Second only to the broth in terms of flavour importance. Each diner can have as many dipping sauces as they choose to dunk their veggies and proteins in. What types and flavours you choose should match the broth you’ve selected. If you choose a deep, earthy, spicy broth then maybe think about using sesame oil as a way to cut through the heat. While if you’ve chosen a milder broth, then maybe some chilli oil, tahini or XO sauce would be a good choice. Plus, it’s a great excuse to go out and buy a whole heap of little dishes and saucers to serve them all in!
The broth may dictate the flavour profile of the hotpot, but the ingredients are the star.
Beef and lamb are super popular, and pork belly is always a crowd pleaser. Just make sure that any meat you use is thinly sliced! Your butcher will be happy to accommodate you here, and most Asian supermarkets will sell pre-sliced meats in packs. You don’t have to worry about using expensive cuts, fat is great for adding flavour to the hot pot. Chicken is also used, but its longer cooking time frustrates a lot of hungry hot pot fiends, so it’s a distant fourth here.
Whole prawns are great, as they don’t take long to cook and the heads and shells can help flavour the broth. Shellfish are great, but bigger varieties—like crab and lobster—take longer to cook unless they’re taken out of the shells. Shucked oysters, scallops, mussels (cooked), squid and sliced fish are all great options for those who don’t want to eat too much meat.
Meatballs, that is. At all-you-can-eat hot pot restaurants, there’s usually a whole section of the food station dedicated to beef, squid balls, fish (boiled or fried), shrimp, pork and beef tendon.
Balls are cooked until they expand; seafood balls will expand to the size of golf balls, while denser beef and pork balls will only puff up slightly, usually taking about five minutes. It’s best to add these into the pot right at the start to soak up some of the soup’s flavour.

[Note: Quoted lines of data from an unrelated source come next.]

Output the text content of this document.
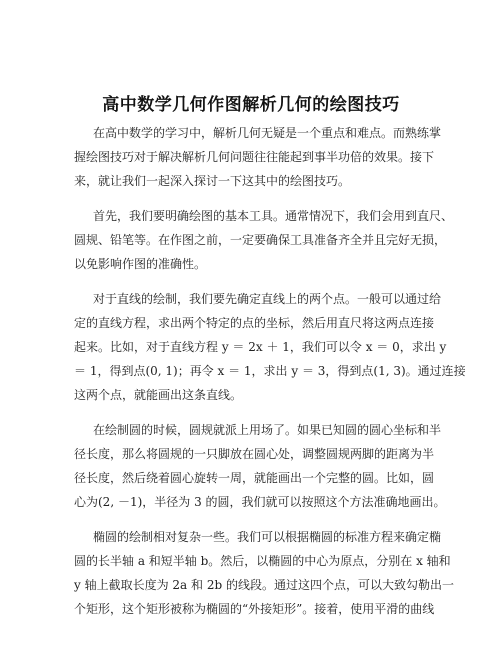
高中数学几何作图解析几何的绘图技巧
在高中数学的学习中，解析几何无疑是一个重点和难点。而熟练掌
握绘图技巧对于解决解析几何问题往往能起到事半功倍的效果。接下
来，就让我们一起深入探讨一下这其中的绘图技巧。
首先，我们要明确绘图的基本工具。通常情况下，我们会用到直尺、
圆规、铅笔等。在作图之前，一定要确保工具准备齐全并且完好无损，
以免影响作图的准确性。
对于直线的绘制，我们要先确定直线上的两个点。一般可以通过给
定的直线方程，求出两个特定的点的坐标，然后用直尺将这两点连接
起来。比如，对于直线方程 y ＝ 2x ＋ 1，我们可以令 x ＝ 0，求出 y
＝ 1，得到点(0, 1)；再令 x ＝ 1，求出 y ＝ 3，得到点(1, 3)。通过连接
这两个点，就能画出这条直线。
在绘制圆的时候，圆规就派上用场了。如果已知圆的圆心坐标和半
径长度，那么将圆规的一只脚放在圆心处，调整圆规两脚的距离为半
径长度，然后绕着圆心旋转一周，就能画出一个完整的圆。比如，圆
心为(2, －1)，半径为 3 的圆，我们就可以按照这个方法准确地画出。
椭圆的绘制相对复杂一些。我们可以根据椭圆的标准方程来确定椭
圆的长半轴 a 和短半轴 b。然后，以椭圆的中心为原点，分别在 x 轴和
y 轴上截取长度为 2a 和 2b 的线段。通过这四个点，可以大致勾勒出一
个矩形，这个矩形被称为椭圆的“外接矩形”。接着，使用平滑的曲线
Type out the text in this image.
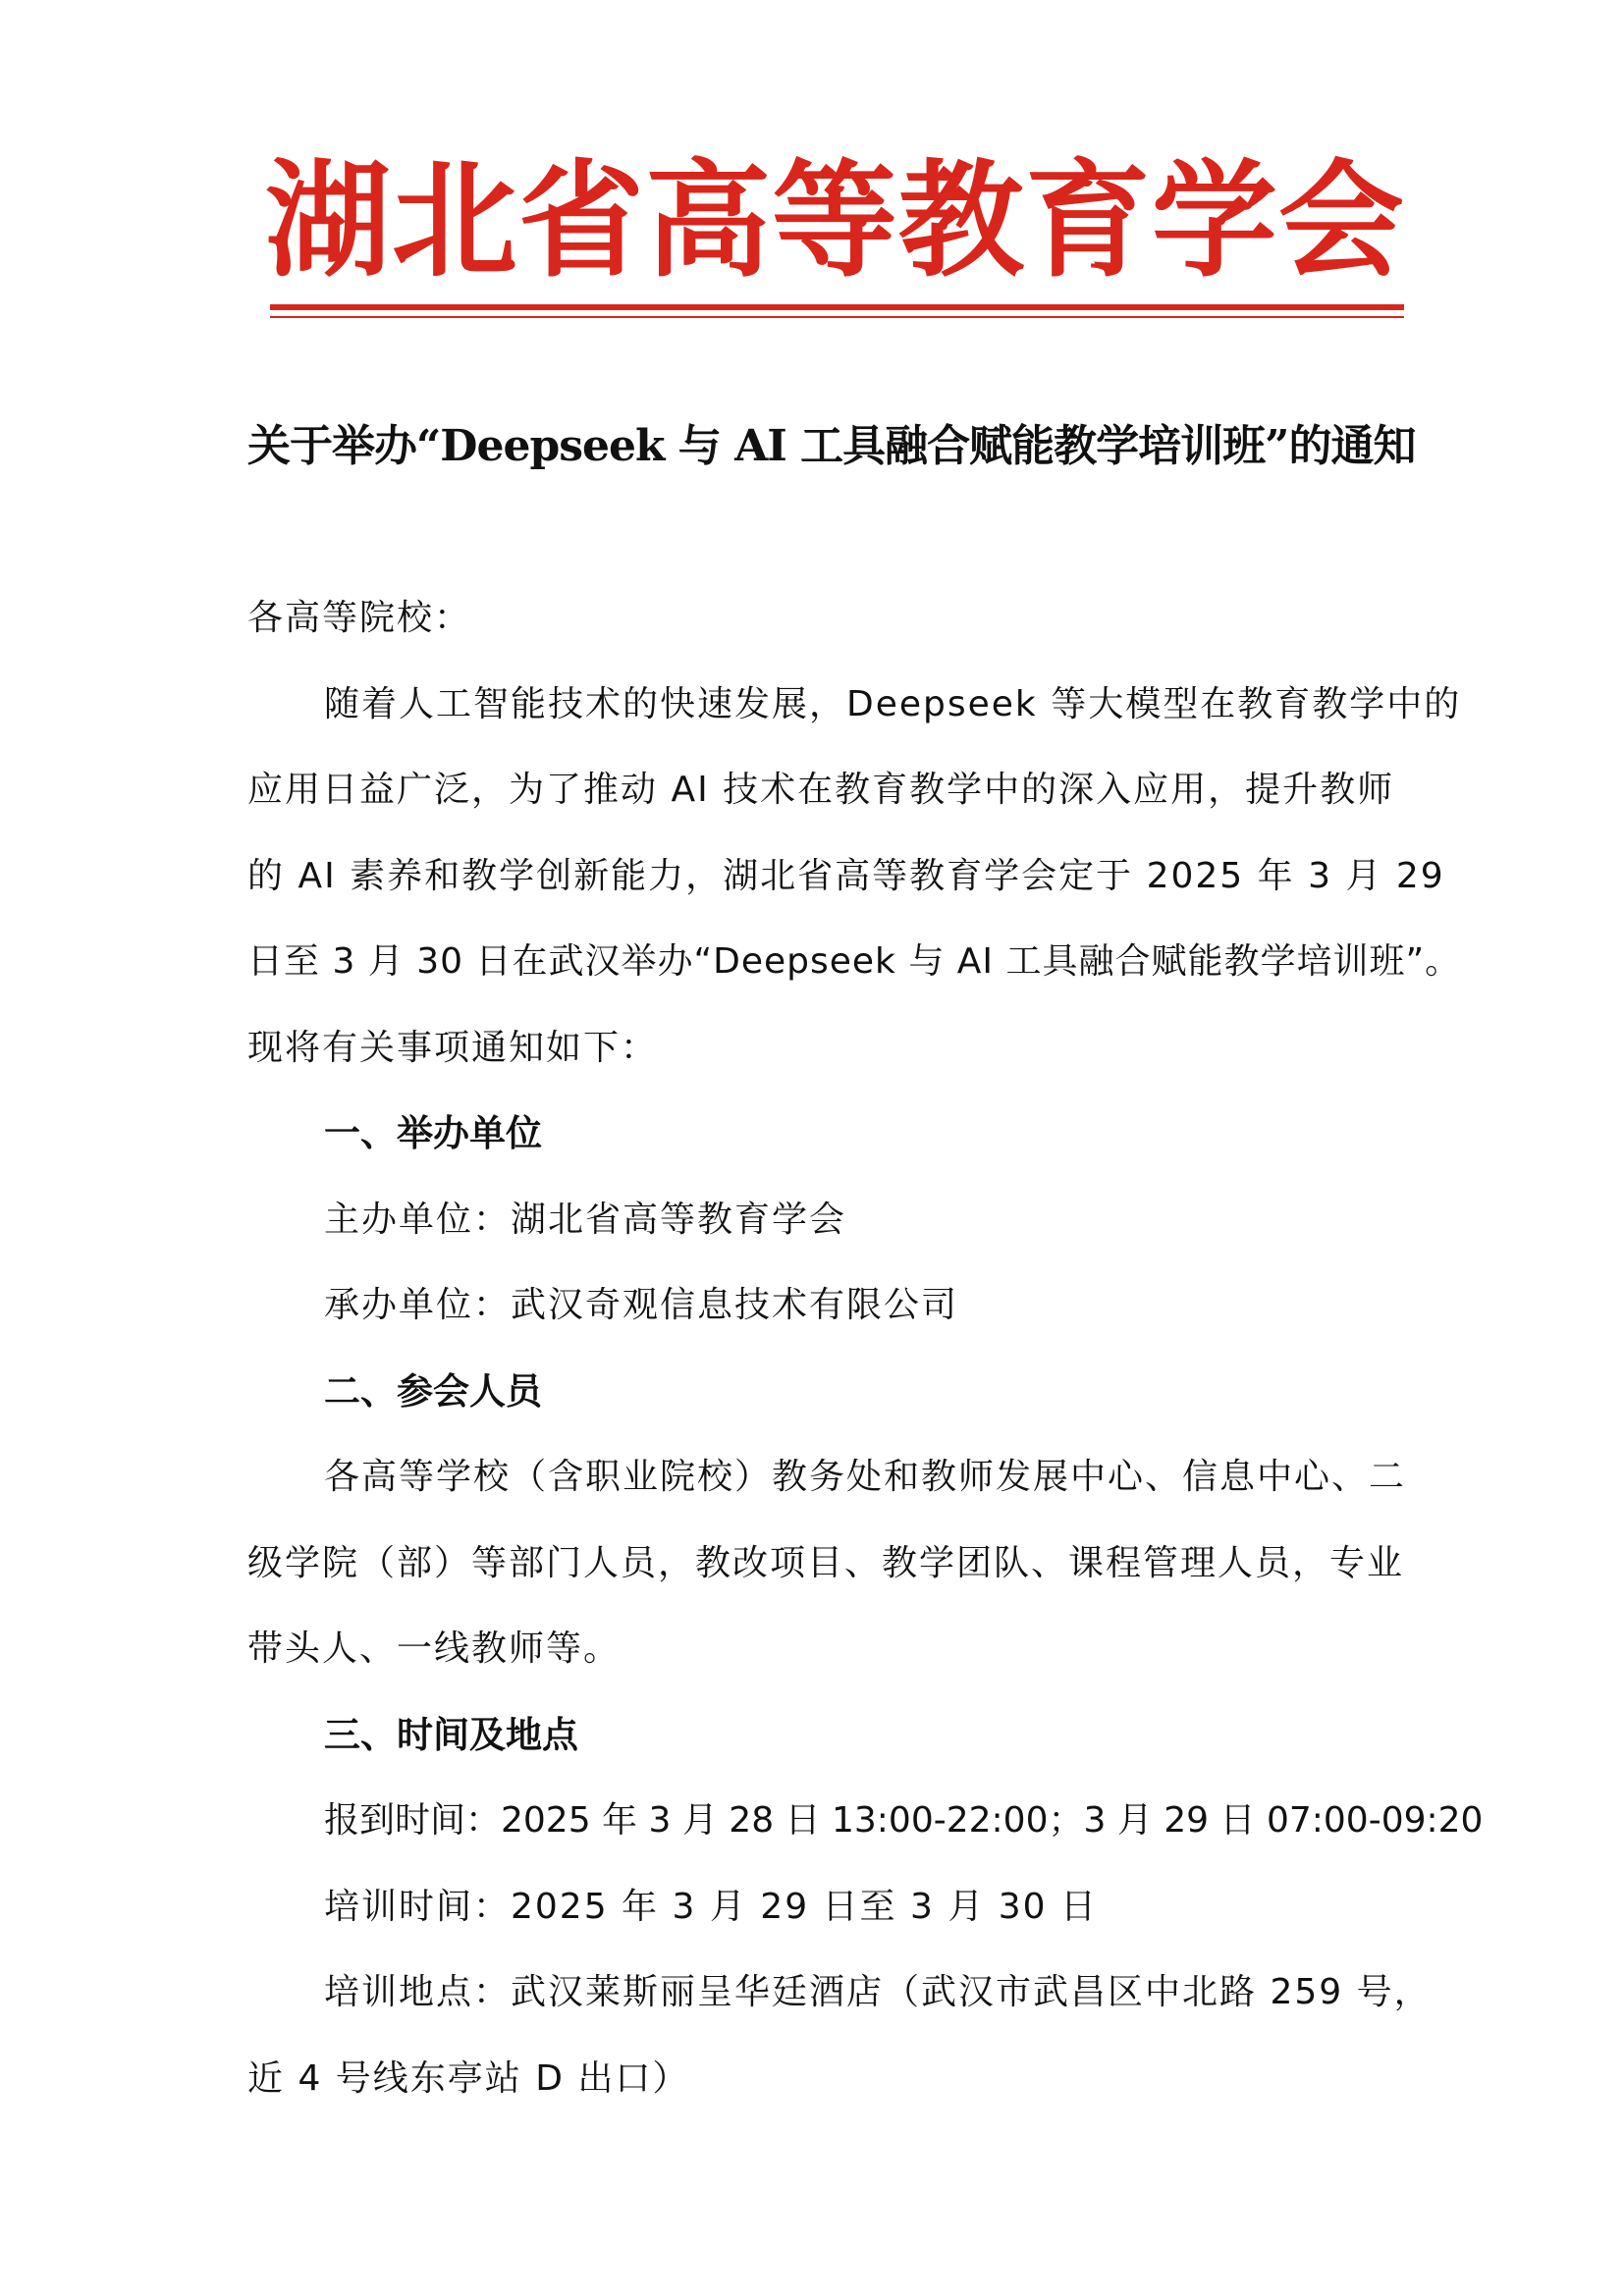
湖 北 省 高 等 教 育 学 会
关于举办“Deepseek 与 AI 工具融合赋能教学培训班”的通知
各高等院校：
随着人工智能技术的快速发展，Deepseek 等大模型在教育教学中的
应用日益广泛，为了推动 AI 技术在教育教学中的深入应用，提升教师
的 AI 素养和教学创新能力，湖北省高等教育学会定于 2025 年 3 月 29
日至 3 月 30 日在武汉举办“Deepseek 与 AI 工具融合赋能教学培训班”。
现将有关事项通知如下：
一、举办单位
主办单位：湖北省高等教育学会
承办单位：武汉奇观信息技术有限公司
二、参会人员
各高等学校（含职业院校）教务处和教师发展中心、信息中心、二
级学院（部）等部门人员，教改项目、教学团队、课程管理人员，专业
带头人、一线教师等。
三、时间及地点
报到时间：2025 年 3 月 28 日 13:00-22:00；3 月 29 日 07:00-09:20
培训时间：2025 年 3 月 29 日至 3 月 30 日
培训地点：武汉莱斯丽呈华廷酒店（武汉市武昌区中北路 259 号，
近 4 号线东亭站 D 出口）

You can’t go wrong here, really. Just pick anything you like to eat! You can go traditional and pick greens from China, Japan or Thailand depending on the origin of your broth, or you can grab whatever’s in season or whatever your kids eat. Mushrooms, turnips, tofu and leafy greens are always popular, but you can throw in onions, sweet potatoes, carrot or anything else that tickles your fancy.
Noodles like udon, vermicelli and chow mein are staples and are great for soaking up the broth that’s been simmering for hours and is now saturated with the flavours of the meat, seafood and veggies. The best idea is to drop them in near the end of the meal when the broth is at its most flavourful.
A tasty, low carb alternative to regular noodles are sweet potato noodle bundles or shirataki noodles. These chewy and gelatinous noodles, originally from Japan, come in different shapes and don’t really absorb liquid or turn soggy.
See! Told you it wasn’t so hard. Now you’ve got the know-how, organize a hot pot night at your place. It’ll be a crowd pleaser for sure!